If I have a trading company, the effective tax rate is 30%.

So is it correct to leave the money accumulate in the company and then liquidate it?

Paying it into a pension scheme is more tax efficient again, but that's another story.

Brendan
 
IT COntractor

Most contractors earning 100k would not be in a position to leave much money in the company. The problem for most one man companies is getting the money you need to live on out of the company in a tax efficient manner.

It is not really an option to be liquidating companies and setting up new companies if you are an ongoing contractor. Also I think the revenue could attack such a scheme under s817 which is designed to counteract schemes which convert what would otherwise be schedule f income into a capital receipt.
If you were getting out of the business altogether and had been able to build up funds in the company then yes you should be able to liquidate the company and get the money at 20%. In this scenario you could also probably pay yourself a tax efficient termination payment.

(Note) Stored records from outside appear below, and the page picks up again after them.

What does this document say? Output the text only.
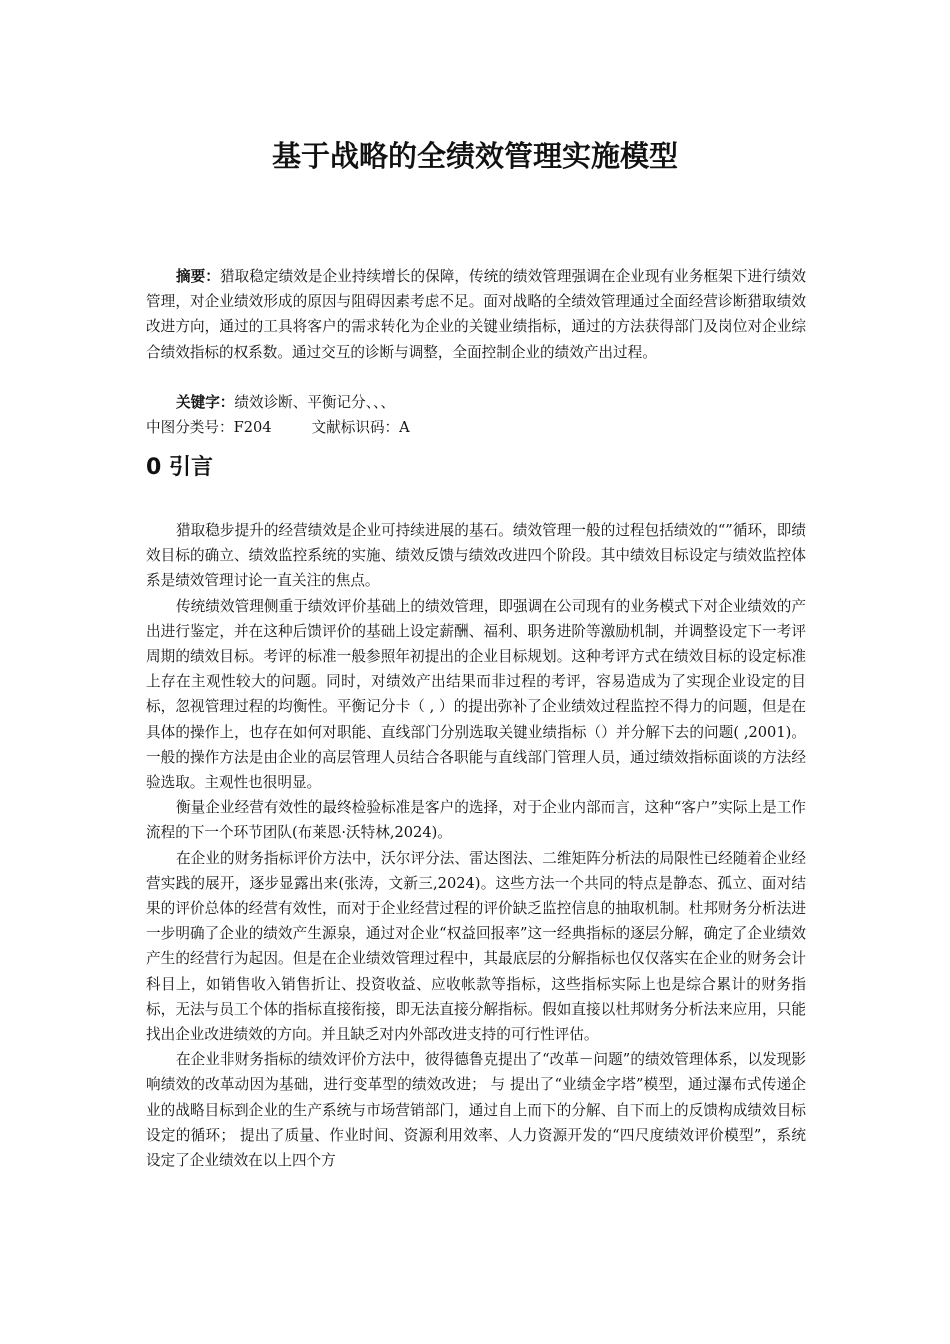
基于战略的全绩效管理实施模型
摘要：猎取稳定绩效是企业持续增长的保障，传统的绩效管理强调在企业现有业务框架下进行绩效管理，对企业绩效形成的原因与阻碍因素考虑不足。面对战略的全绩效管理通过全面经营诊断猎取绩效改进方向，通过的工具将客户的需求转化为企业的关键业绩指标，通过的方法获得部门及岗位对企业综合绩效指标的权系数。通过交互的诊断与调整，全面控制企业的绩效产出过程。
关键字：绩效诊断、平衡记分、、、
中图分类号：F204	文献标识码：A
0 引言

猎取稳步提升的经营绩效是企业可持续进展的基石。绩效管理一般的过程包括绩效的“”循环，即绩效目标的确立、绩效监控系统的实施、绩效反馈与绩效改进四个阶段。其中绩效目标设定与绩效监控体系是绩效管理讨论一直关注的焦点。

传统绩效管理侧重于绩效评价基础上的绩效管理，即强调在公司现有的业务模式下对企业绩效的产出进行鉴定，并在这种后馈评价的基础上设定薪酬、福利、职务进阶等激励机制，并调整设定下一考评周期的绩效目标。考评的标准一般参照年初提出的企业目标规划。这种考评方式在绩效目标的设定标准上存在主观性较大的问题。同时，对绩效产出结果而非过程的考评，容易造成为了实现企业设定的目标，忽视管理过程的均衡性。平衡记分卡（ , ）的提出弥补了企业绩效过程监控不得力的问题，但是在具体的操作上，也存在如何对职能、直线部门分别选取关键业绩指标（）并分解下去的问题( ,2001)。一般的操作方法是由企业的高层管理人员结合各职能与直线部门管理人员，通过绩效指标面谈的方法经验选取。主观性也很明显。

衡量企业经营有效性的最终检验标准是客户的选择，对于企业内部而言，这种“客户”实际上是工作流程的下一个环节团队(布莱恩·沃特林,2024)。

在企业的财务指标评价方法中，沃尔评分法、雷达图法、二维矩阵分析法的局限性已经随着企业经营实践的展开，逐步显露出来(张涛，文新三,2024)。这些方法一个共同的特点是静态、孤立、面对结果的评价总体的经营有效性，而对于企业经营过程的评价缺乏监控信息的抽取机制。杜邦财务分析法进一步明确了企业的绩效产生源泉，通过对企业“权益回报率”这一经典指标的逐层分解，确定了企业绩效产生的经营行为起因。但是在企业绩效管理过程中，其最底层的分解指标也仅仅落实在企业的财务会计科目上，如销售收入销售折让、投资收益、应收帐款等指标，这些指标实际上也是综合累计的财务指标，无法与员工个体的指标直接衔接，即无法直接分解指标。假如直接以杜邦财务分析法来应用，只能找出企业改进绩效的方向。并且缺乏对内外部改进支持的可行性评估。

在企业非财务指标的绩效评价方法中，彼得德鲁克提出了“改革－问题”的绩效管理体系，以发现影响绩效的改革动因为基础，进行变革型的绩效改进； 与 提出了“业绩金字塔”模型，通过瀑布式传递企业的战略目标到企业的生产系统与市场营销部门，通过自上而下的分解、自下而上的反馈构成绩效目标设定的循环； 提出了质量、作业时间、资源利用效率、人力资源开发的“四尺度绩效评价模型”，系统设定了企业绩效在以上四个方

Except for making the most of expenses to reduce the companys income there isn't any other option really except to pay the money out as salary.
There is a raft of close company legislation aimed at counteracting previous established methods of getting money out to directors in a tax efficient manner.

Since the changes in the pension legislation it would look very attractive now if you are a long term contractor etc with a ltd company to set up a self administered pension scheme which the company can contribute to and build up property or equity portfolios. Obviously you would need to be in it for the long haul to do this.


The situation for trading companies is different because you normally can use funds to increase working capital and invest in assets to grow the business.
Also a company with a trade is an asset which can usually be sold or passed on whereas if you are an IT contractor with your own company ,the company itself will normally have no value.